Match operates on a variable, here `c`. Each leg of the match represents a possible value, here just a simple value, and `_` is the else match, if it hasn't matched anything prior then it will match the on the `_` leg. 

### Julia

In Julia I use a couple of builtin functions.

```julia
function validate_a_b( string )
    first_b = findfirst( 'b', string )
    last_a = findlast( 'a', string )
    # there is a 'b' 
    # and ( there are no 'a's or the last 'a' is before the first 'b' )
    first_b != nothing && ( last_a == nothing || last_a < first_b )
end
```

`findfirst` and `findlast` each return either the index of the found match or the value `nothing` if there was no match.

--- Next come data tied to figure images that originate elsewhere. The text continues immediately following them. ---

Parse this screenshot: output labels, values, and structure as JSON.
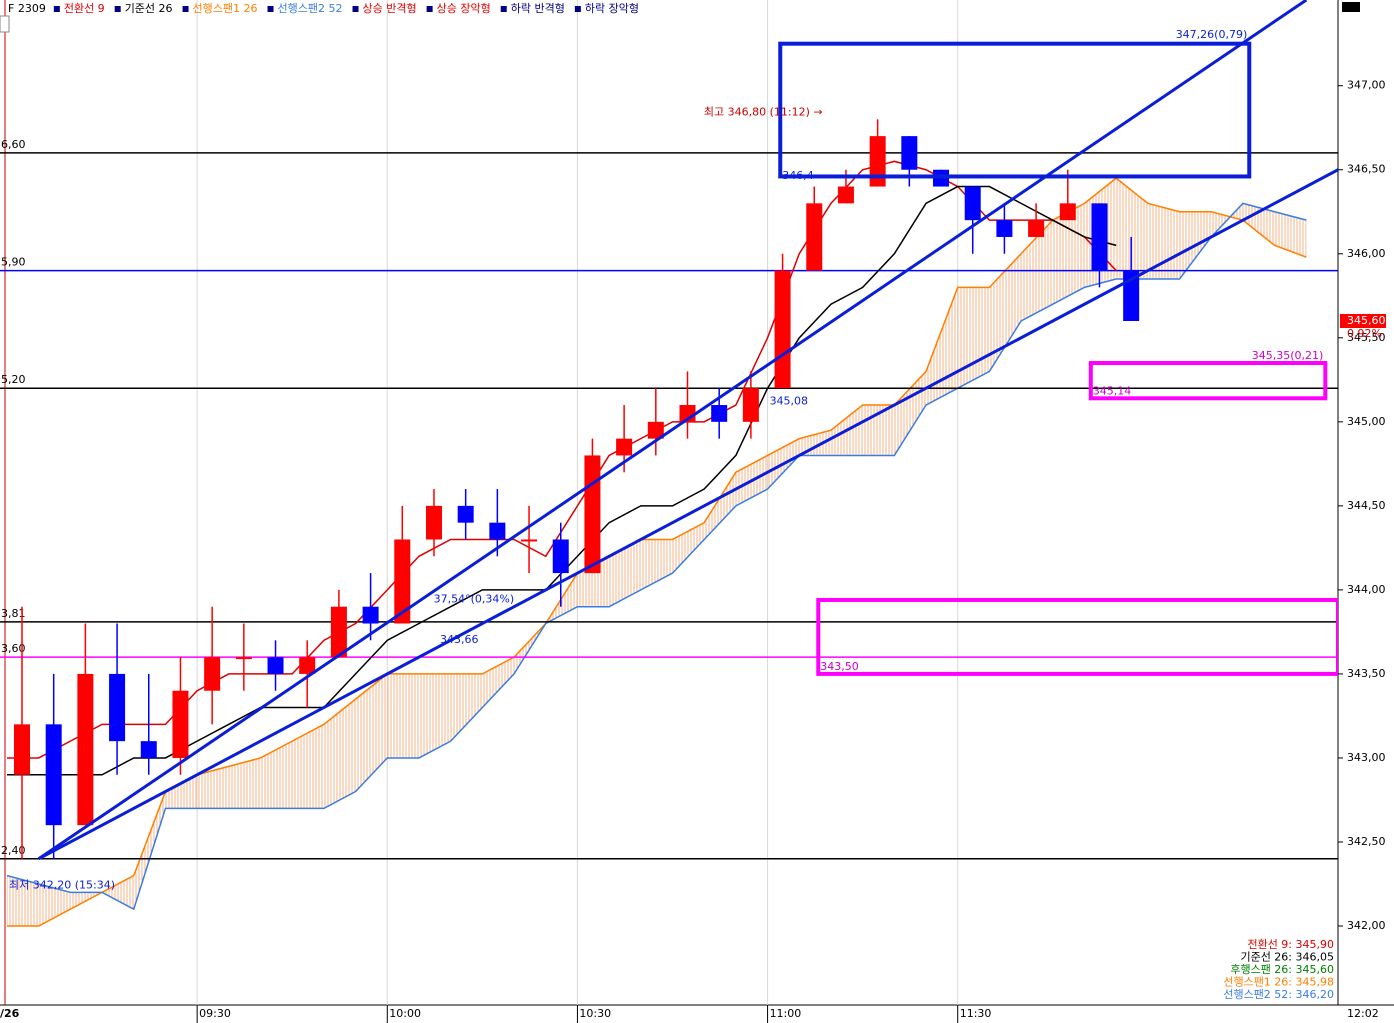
{
  "chart_data": {
    "type": "candlestick",
    "symbol": "F 2309",
    "up_color": "#ff0000",
    "down_color": "#0000ff",
    "ylim": [
      341.53,
      347.51
    ],
    "yticks": [
      {
        "value": 342,
        "label": "342,00"
      },
      {
        "value": 342.5,
        "label": "342,50"
      },
      {
        "value": 343,
        "label": "343,00"
      },
      {
        "value": 343.5,
        "label": "343,50"
      },
      {
        "value": 344,
        "label": "344,00"
      },
      {
        "value": 344.5,
        "label": "344,50"
      },
      {
        "value": 345,
        "label": "345,00"
      },
      {
        "value": 345.5,
        "label": "345,50"
      },
      {
        "value": 346,
        "label": "346,00"
      },
      {
        "value": 346.5,
        "label": "346,50"
      },
      {
        "value": 347,
        "label": "347,00"
      }
    ],
    "xlim": [
      "09:00",
      "12:30"
    ],
    "xticks": [
      "09:30",
      "10:00",
      "10:30",
      "11:00",
      "11:30"
    ],
    "date_label": "/26",
    "time_label": "12:02",
    "x": [
      "09:00",
      "09:05",
      "09:10",
      "09:15",
      "09:20",
      "09:25",
      "09:30",
      "09:35",
      "09:40",
      "09:45",
      "09:50",
      "09:55",
      "10:00",
      "10:05",
      "10:10",
      "10:15",
      "10:20",
      "10:25",
      "10:30",
      "10:35",
      "10:40",
      "10:45",
      "10:50",
      "10:55",
      "11:00",
      "11:05",
      "11:10",
      "11:15",
      "11:20",
      "11:25",
      "11:30",
      "11:35",
      "11:40",
      "11:45",
      "11:50",
      "11:55"
    ],
    "open": [
      342.9,
      343.2,
      342.6,
      343.5,
      343.1,
      343.0,
      343.4,
      343.6,
      343.6,
      343.5,
      343.6,
      343.9,
      343.8,
      344.3,
      344.5,
      344.4,
      344.3,
      344.3,
      344.1,
      344.8,
      344.9,
      345.0,
      345.1,
      345.0,
      345.2,
      345.9,
      346.3,
      346.4,
      346.7,
      346.5,
      346.4,
      346.2,
      346.1,
      346.2,
      346.3,
      345.9
    ],
    "high": [
      343.9,
      343.5,
      343.8,
      343.8,
      343.5,
      343.6,
      343.9,
      343.8,
      343.7,
      343.7,
      344.0,
      344.1,
      344.5,
      344.6,
      344.6,
      344.6,
      344.5,
      344.4,
      344.9,
      345.1,
      345.2,
      345.3,
      345.2,
      345.3,
      346.0,
      346.4,
      346.5,
      346.8,
      346.7,
      346.5,
      346.4,
      346.3,
      346.3,
      346.5,
      346.3,
      346.1
    ],
    "low": [
      342.4,
      342.4,
      342.6,
      342.9,
      342.9,
      342.9,
      343.2,
      343.4,
      343.4,
      343.3,
      343.6,
      343.7,
      343.8,
      344.2,
      344.3,
      344.2,
      344.1,
      343.9,
      344.1,
      344.7,
      344.8,
      344.9,
      344.9,
      344.9,
      345.2,
      345.9,
      346.3,
      346.4,
      346.4,
      346.4,
      346.0,
      346.0,
      346.1,
      346.2,
      345.8,
      345.6
    ],
    "close": [
      343.2,
      342.6,
      343.5,
      343.1,
      343.0,
      343.4,
      343.6,
      343.6,
      343.5,
      343.6,
      343.9,
      343.8,
      344.3,
      344.5,
      344.4,
      344.3,
      344.3,
      344.1,
      344.8,
      344.9,
      345.0,
      345.1,
      345.0,
      345.2,
      345.9,
      346.3,
      346.4,
      346.7,
      346.5,
      346.4,
      346.2,
      346.1,
      346.2,
      346.3,
      345.9,
      345.6
    ],
    "series": [
      {
        "name": "전환선 9",
        "color": "#dd0000",
        "values": [
          343.0,
          343.0,
          343.1,
          343.2,
          343.2,
          343.2,
          343.4,
          343.5,
          343.5,
          343.5,
          343.7,
          343.8,
          344.0,
          344.2,
          344.3,
          344.3,
          344.3,
          344.2,
          344.5,
          344.8,
          344.9,
          345.0,
          345.0,
          345.1,
          345.5,
          346.0,
          346.3,
          346.5,
          346.55,
          346.5,
          346.4,
          346.2,
          346.2,
          346.2,
          346.1,
          345.9
        ]
      },
      {
        "name": "기준선 26",
        "color": "#000000",
        "values": [
          342.9,
          342.9,
          342.9,
          342.9,
          343.0,
          343.0,
          343.1,
          343.2,
          343.3,
          343.3,
          343.3,
          343.5,
          343.7,
          343.8,
          343.9,
          344.0,
          344.0,
          344.0,
          344.2,
          344.4,
          344.5,
          344.5,
          344.6,
          344.8,
          345.2,
          345.5,
          345.7,
          345.8,
          346.0,
          346.3,
          346.4,
          346.4,
          346.3,
          346.2,
          346.1,
          346.05
        ]
      }
    ],
    "spans": {
      "x": [
        "09:00",
        "09:05",
        "09:10",
        "09:15",
        "09:20",
        "09:25",
        "09:30",
        "09:35",
        "09:40",
        "09:45",
        "09:50",
        "09:55",
        "10:00",
        "10:05",
        "10:10",
        "10:15",
        "10:20",
        "10:25",
        "10:30",
        "10:35",
        "10:40",
        "10:45",
        "10:50",
        "10:55",
        "11:00",
        "11:05",
        "11:10",
        "11:15",
        "11:20",
        "11:25",
        "11:30",
        "11:35",
        "11:40",
        "11:45",
        "11:50",
        "11:55",
        "12:00",
        "12:05",
        "12:10",
        "12:15",
        "12:20",
        "12:25"
      ],
      "series": [
        {
          "name": "선행스팬1 26",
          "color": "#ff7f00",
          "values": [
            342.0,
            342.0,
            342.1,
            342.2,
            342.3,
            342.8,
            342.9,
            342.95,
            343.0,
            343.1,
            343.2,
            343.35,
            343.5,
            343.5,
            343.5,
            343.5,
            343.6,
            343.8,
            344.1,
            344.2,
            344.3,
            344.3,
            344.4,
            344.7,
            344.8,
            344.9,
            344.95,
            345.1,
            345.1,
            345.3,
            345.8,
            345.8,
            346.0,
            346.2,
            346.3,
            346.45,
            346.3,
            346.25,
            346.25,
            346.2,
            346.05,
            345.98
          ]
        },
        {
          "name": "선행스팬2 52",
          "color": "#3a7de0",
          "values": [
            342.3,
            342.25,
            342.2,
            342.2,
            342.1,
            342.7,
            342.7,
            342.7,
            342.7,
            342.7,
            342.7,
            342.8,
            343.0,
            343.0,
            343.1,
            343.3,
            343.5,
            343.8,
            343.9,
            343.9,
            344.0,
            344.1,
            344.3,
            344.5,
            344.6,
            344.8,
            344.8,
            344.8,
            344.8,
            345.1,
            345.2,
            345.3,
            345.6,
            345.7,
            345.8,
            345.85,
            345.85,
            345.85,
            346.1,
            346.3,
            346.25,
            346.2
          ]
        }
      ]
    },
    "patterns": [
      {
        "name": "상승 반격형",
        "color": "#dd0000"
      },
      {
        "name": "상승 장악형",
        "color": "#dd0000"
      },
      {
        "name": "하락 반격형",
        "color": "#000080"
      },
      {
        "name": "하락 장악형",
        "color": "#000080"
      }
    ],
    "hlines": [
      {
        "value": 346.6,
        "label": "6,60",
        "color": "#000000"
      },
      {
        "value": 345.9,
        "label": "5,90",
        "color": "#0000ff"
      },
      {
        "value": 345.2,
        "label": "5,20",
        "color": "#000000"
      },
      {
        "value": 343.81,
        "label": "3,81",
        "color": "#000000"
      },
      {
        "value": 343.6,
        "label": "3,60",
        "color": "#ff00ff"
      },
      {
        "value": 342.4,
        "label": "2,40",
        "color": "#000000"
      }
    ],
    "trendlines": [
      {
        "x": [
          "09:05",
          "12:25"
        ],
        "y": [
          342.4,
          347.51
        ],
        "color": "#0a1ed8"
      },
      {
        "x": [
          "09:05",
          "12:30"
        ],
        "y": [
          342.4,
          346.5
        ],
        "color": "#0a1ed8"
      }
    ],
    "boxes": [
      {
        "x": [
          "11:02",
          "12:16"
        ],
        "y": [
          347.25,
          346.46
        ],
        "color": "#0a1ed8"
      },
      {
        "x": [
          "11:51",
          "12:28"
        ],
        "y": [
          345.35,
          345.14
        ],
        "color": "#ff00ff"
      },
      {
        "x": [
          "11:08",
          "12:30"
        ],
        "y": [
          343.94,
          343.5
        ],
        "color": "#ff00ff"
      }
    ],
    "annotations": [
      {
        "text": "347,26(0,79)",
        "x": "12:16",
        "y": 347.26,
        "color": "#0a1ed8",
        "align": "end"
      },
      {
        "text": "345,35(0,21)",
        "x": "12:28",
        "y": 345.35,
        "color": "#cc00cc",
        "align": "end"
      },
      {
        "text": "345,14",
        "x": "11:51",
        "y": 345.14,
        "color": "#cc00cc",
        "align": "start"
      },
      {
        "text": "343,50",
        "x": "11:08",
        "y": 343.5,
        "color": "#cc00cc",
        "align": "start"
      },
      {
        "text": "345,08",
        "x": "11:00",
        "y": 345.08,
        "color": "#0a1ed8",
        "align": "start"
      },
      {
        "text": "343,66",
        "x": "10:08",
        "y": 343.66,
        "color": "#0a1ed8",
        "align": "start"
      },
      {
        "text": "37,54°(0,34%)",
        "x": "10:07",
        "y": 343.9,
        "color": "#0a1ed8",
        "align": "start"
      },
      {
        "text": "최고 346,80 (11:12) →",
        "x": "11:09",
        "y": 346.8,
        "color": "#cc0000",
        "align": "end"
      },
      {
        "text": "최저 342,20 (15:34)",
        "x": "09:00",
        "y": 342.2,
        "color": "#0a1ed8",
        "align": "start"
      },
      {
        "text": "346,4",
        "x": "11:02",
        "y": 346.42,
        "color": "#0a1ed8",
        "align": "start"
      }
    ],
    "price_tag": {
      "value": 345.6,
      "label": "345,60"
    },
    "change_label": "0,92%",
    "status": [
      {
        "text": "전환선 9: 345,90",
        "color": "#dd0000"
      },
      {
        "text": "기준선 26: 346,05",
        "color": "#000000"
      },
      {
        "text": "후행스팬 26: 345,60",
        "color": "#008000"
      },
      {
        "text": "선행스팬1 26: 345,98",
        "color": "#ff7f00"
      },
      {
        "text": "선행스팬2 52: 346,20",
        "color": "#3a7de0"
      }
    ]
  }
}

We combine these into a long boolean expression that checks, from left to right, we found a 'b' and we found no 'a' or the last 'a' is before the first 'b'. Simple!

## Revisiting a 270 Problem

Mohammad linked to a great discussion about Challenge 2 from [PWC 270](https://theweeklychallenge.org/blog/perl-weekly-challenge-270/) by [E. Choroba](https://blogs.perl.org/users/e_choroba/2024/06/equalise-an-array.html) which expanded my mind on the problem. If you haven't read it yet you should. On reading the problem description I didn't think about the possibility of all values ending up larger than they came in, and it sounds like nobody else among the official submissions did either, but he gives a case where the optimal solution requires this.

I have been working on my own solution to the elucidated problem and some discussion thereof, but as of press time it is still in revision. I may try to finish it up this week, but definitely check out his blog post.

## Conclusion

Great work this week! I can't wait for the next problem set.